Blue Chip Lubricants opens plant, seals empowerment deal as it aims for fifth of the market

28th September 2017 By: Irma Venter - Creamer Media Senior Deputy Editor

Blue Chip Lubricants opens plant, seals empowerment deal as it aims for fifth of the market

BCL MD Gary Marais
Photo by: Duane Daws

Blue Chip Lubricants (BCL) has completed the construction of a new blending plant in Johannesburg, which it hopes will help the company to secure a fifth of the lubricants market in South Africa.

The company will be aided in this ambition by the sale of 51% of the business to black-owned firm Lutramart Oils.

BCL secured an agreement to blend and distribute lubricants from Q8Oils in 2015.

Following the agreement, it secured funding from the Industrial Development Corporation (IDC) to construct a new blending facility and testing laboratory at Kya Sands, in Johannesburg.

This plant came on stream earlier this year.

BCL does not want to quantify the funding it received from the IDC.

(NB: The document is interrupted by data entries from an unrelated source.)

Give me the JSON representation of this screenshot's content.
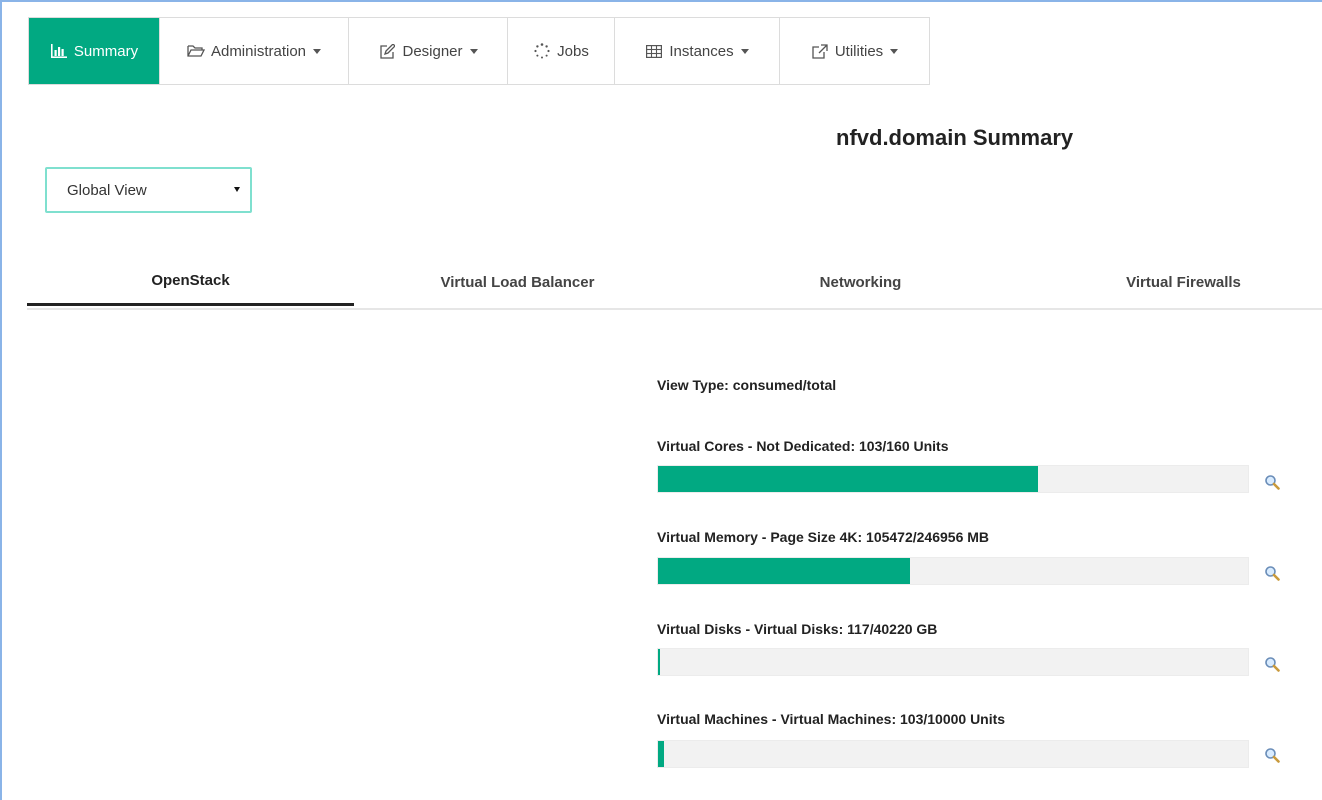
{
  "nav": {
    "items": [
      {
        "label": "Summary",
        "icon": "bar-chart-icon",
        "active": true,
        "dropdown": false
      },
      {
        "label": "Administration",
        "icon": "folder-open-icon",
        "active": false,
        "dropdown": true
      },
      {
        "label": "Designer",
        "icon": "edit-icon",
        "active": false,
        "dropdown": true
      },
      {
        "label": "Jobs",
        "icon": "spinner-icon",
        "active": false,
        "dropdown": false
      },
      {
        "label": "Instances",
        "icon": "table-icon",
        "active": false,
        "dropdown": true
      },
      {
        "label": "Utilities",
        "icon": "external-link-icon",
        "active": false,
        "dropdown": true
      }
    ]
  },
  "page": {
    "title": "nfvd.domain Summary"
  },
  "view_select": {
    "value": "Global View"
  },
  "tabs": [
    {
      "label": "OpenStack",
      "active": true
    },
    {
      "label": "Virtual Load Balancer",
      "active": false
    },
    {
      "label": "Networking",
      "active": false
    },
    {
      "label": "Virtual Firewalls",
      "active": false
    }
  ],
  "summary": {
    "view_type": "View Type: consumed/total",
    "metrics": [
      {
        "label": "Virtual Cores - Not Dedicated:  103/160 Units",
        "consumed": 103,
        "total": 160
      },
      {
        "label": "Virtual Memory - Page Size 4K:  105472/246956 MB",
        "consumed": 105472,
        "total": 246956
      },
      {
        "label": "Virtual Disks - Virtual Disks:  117/40220 GB",
        "consumed": 117,
        "total": 40220
      },
      {
        "label": "Virtual Machines - Virtual Machines:  103/10000 Units",
        "consumed": 103,
        "total": 10000
      }
    ]
  },
  "colors": {
    "accent": "#01a982",
    "bar_bg": "#f2f2f2",
    "select_border": "#7fe0cf"
  }
}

Q8Oils is part of the Kuwait Petroleum Corporation, one of the world’s largest oil companies. With 120 years of known reserves and crude oil production levels of 2.9-million barrels a day, it is ranked the seventh largest oil producer in the world.

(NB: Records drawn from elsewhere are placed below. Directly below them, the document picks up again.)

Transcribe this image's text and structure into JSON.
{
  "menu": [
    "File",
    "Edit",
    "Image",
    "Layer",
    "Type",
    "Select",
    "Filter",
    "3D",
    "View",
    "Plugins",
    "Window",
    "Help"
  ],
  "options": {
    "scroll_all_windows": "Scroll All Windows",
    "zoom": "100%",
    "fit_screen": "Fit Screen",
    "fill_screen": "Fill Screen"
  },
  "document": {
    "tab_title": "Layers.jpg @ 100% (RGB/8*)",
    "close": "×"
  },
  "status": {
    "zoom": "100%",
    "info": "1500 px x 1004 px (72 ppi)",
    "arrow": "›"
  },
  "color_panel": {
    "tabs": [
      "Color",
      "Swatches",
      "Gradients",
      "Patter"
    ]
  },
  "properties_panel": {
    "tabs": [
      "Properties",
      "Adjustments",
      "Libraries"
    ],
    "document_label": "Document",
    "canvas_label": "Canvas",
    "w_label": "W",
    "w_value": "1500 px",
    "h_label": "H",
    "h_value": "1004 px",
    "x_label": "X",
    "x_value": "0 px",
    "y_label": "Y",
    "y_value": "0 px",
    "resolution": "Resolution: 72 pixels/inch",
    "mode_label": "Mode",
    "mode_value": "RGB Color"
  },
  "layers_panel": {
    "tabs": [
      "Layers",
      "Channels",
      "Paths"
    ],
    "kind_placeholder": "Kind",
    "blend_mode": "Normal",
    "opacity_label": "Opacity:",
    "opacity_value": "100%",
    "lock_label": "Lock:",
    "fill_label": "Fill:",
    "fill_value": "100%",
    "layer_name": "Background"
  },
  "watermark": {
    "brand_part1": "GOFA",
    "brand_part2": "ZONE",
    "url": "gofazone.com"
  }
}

BCL MD Gary Marais says the Kya Sands plant currently produces around 4-million litres of blended lubricants a month.

The aim, notes BCL director Kathleen Marais, is to secure a 20% share of the market – currently at 22-million litres a month – in the next three to five years.

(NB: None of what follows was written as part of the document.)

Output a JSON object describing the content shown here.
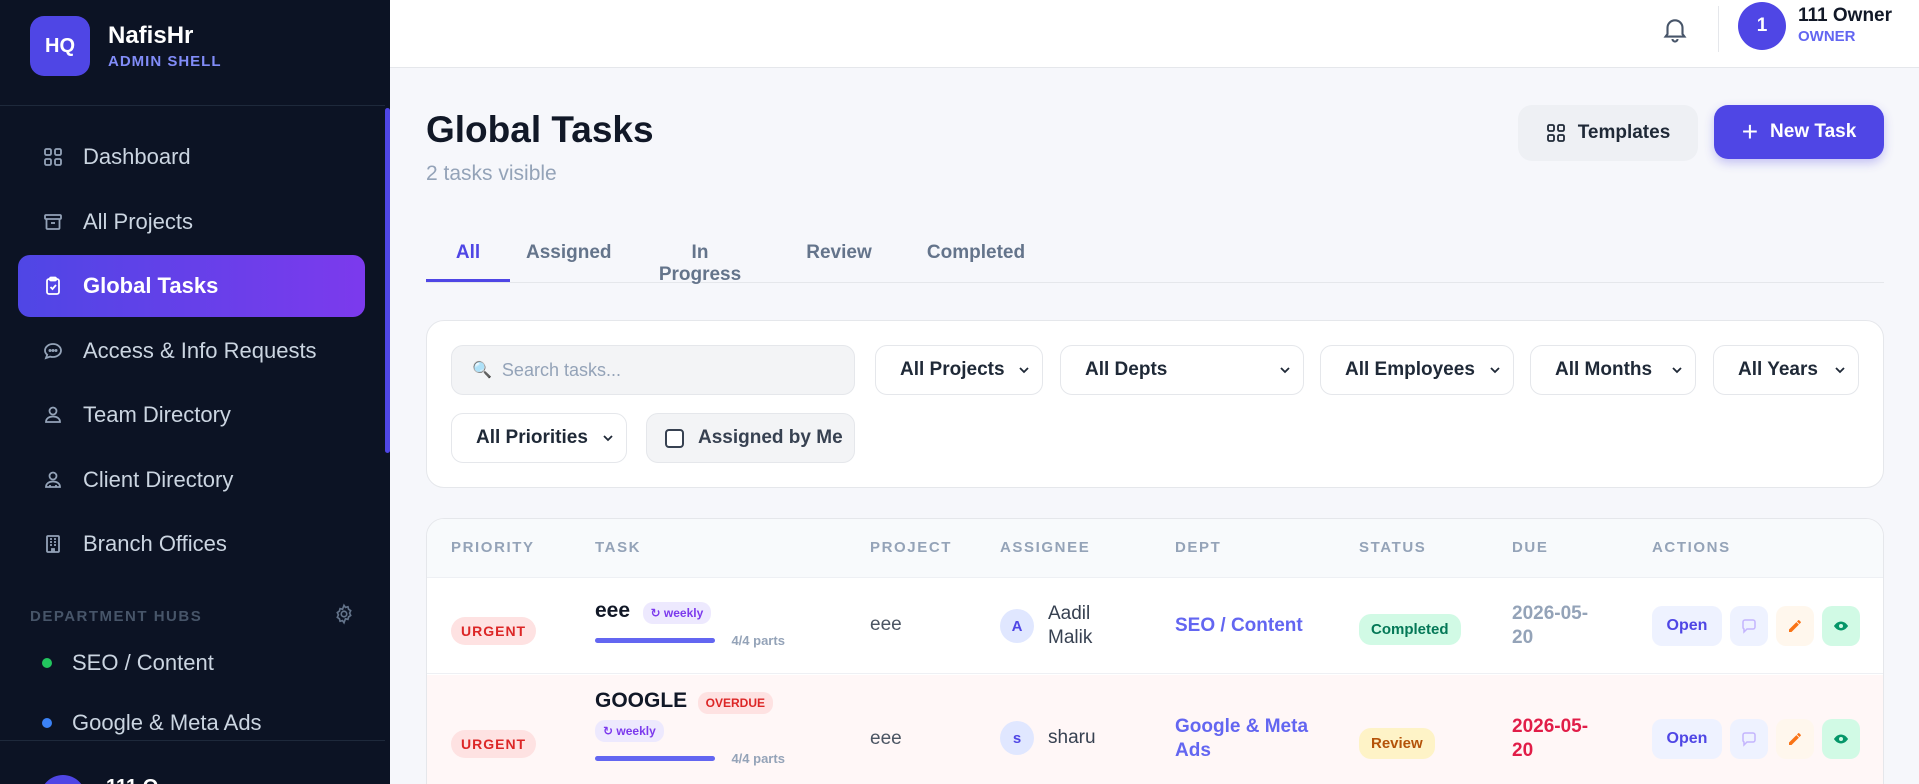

BCL will also look at expanding into the production of greases.

Gary Marais says BCL would hope to secure this increased market share by entering major sectors where the company currently does not have a presence, such as the mining and automotive industries.

“The successful conclusion of our [empowerment] transaction effectively makes us the only majority black-owned blending facility in South Africa to blend and distribute a global brand, as well as complying fully with the government’s empowerment, employment, and equity objectives,” adds Kathleen Marais.

“With lubricants constituting the major expense for equipment-intensive industries such as mining and engineering, the fact that an international brand is now being blended locally on a large scale, in accordance with exacting international quality standards, as well as all local black economic empowerment criteria, is of immense benefit for local companies,” says Lutramart director Sandile Koza.

“We are very excited, as we now have the opportunity to rationalise the entire value chain in the petrochemical industry, from blending and manufacture through to proactive maintenance and leveraging the lowest total cost of ownership for our customers. Not only is Blue Chip Lubricants now positioned strategically as a leading lubricant supplier, it has set a benchmark for the proactive transformation of the industry.”

Q8Oils regional sales manager Abdul Homoud says his company views Africa as the last “global growth frontier”, with South Africa providing access to 14 countries in the Southern African Development Community.